If you were to equip a class of 30 students with iPads, you would be looking at an investment of at least £10 000, assuming some kind of discount on a set of cheapest non 3G iPads. If you then added the cost of re-charging and factored in the carbon footprint of manufacturing, shipping and energy use, it is easy to see why old tech might be considered, in actual cost, but especially in environmental terms, an attractive option.
A set of text books with a similar life to the iPads would cost around £350. A set of repromasters might set you back about £70. If you assume photocopying at about 5p a copy, then do a calculation based on, say, 120 copies a week over 36 weeks, you get an additional cost of about £45. There is the energy cost of photocopying, a small cost on file paper or exercise books (from sustainable forests).
A computer base shared with other departments in the school, the situation in most schools, is a sensible compromise. You get the benefit of computer interactivity without the huge cost of multiple sets of laptops or tablets. The computers may be in use most of the time and be cheaper to maintain when they go wrong. Cheaper tablet alternatives to the iPad may be another option, but how usable are they?
Environmentally, a laptop may be preferable to a PC in terms of power consumption, but could be less reliable, cost more to maintain and need replacing sooner. A tablet consumes less energy, but is expensive and less flexible in use.
Just using a single computer, interactive board and projector uses significant amounts of energy.

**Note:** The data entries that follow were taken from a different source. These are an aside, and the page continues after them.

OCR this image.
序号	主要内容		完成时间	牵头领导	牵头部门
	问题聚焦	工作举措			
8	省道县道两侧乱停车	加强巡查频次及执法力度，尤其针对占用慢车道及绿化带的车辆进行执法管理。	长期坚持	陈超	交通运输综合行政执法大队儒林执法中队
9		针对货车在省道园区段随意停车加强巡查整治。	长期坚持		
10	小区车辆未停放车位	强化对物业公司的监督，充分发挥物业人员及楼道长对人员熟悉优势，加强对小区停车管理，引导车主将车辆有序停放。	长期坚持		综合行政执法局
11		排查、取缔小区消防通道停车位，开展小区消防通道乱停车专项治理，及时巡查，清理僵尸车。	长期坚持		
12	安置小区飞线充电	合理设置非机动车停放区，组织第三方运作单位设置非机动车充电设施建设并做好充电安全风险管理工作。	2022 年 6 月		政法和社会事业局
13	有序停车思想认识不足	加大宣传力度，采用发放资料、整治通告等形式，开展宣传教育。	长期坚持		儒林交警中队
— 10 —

Are we heading towards transformed classrooms with tablets or notebooks for all? I hope not. Old tech books, pen and paper have plenty going for them. They are tried and tested, work well for most students and, above all, leave a much lower carbon footprint.
It would be interesting to calculate how much energy would be required to enable all students in the developed and developing world to learn with the aid of computers. Unless we can supply this energy cleanly, then it may be worth questioning how much tech we should be using in schools and colleges.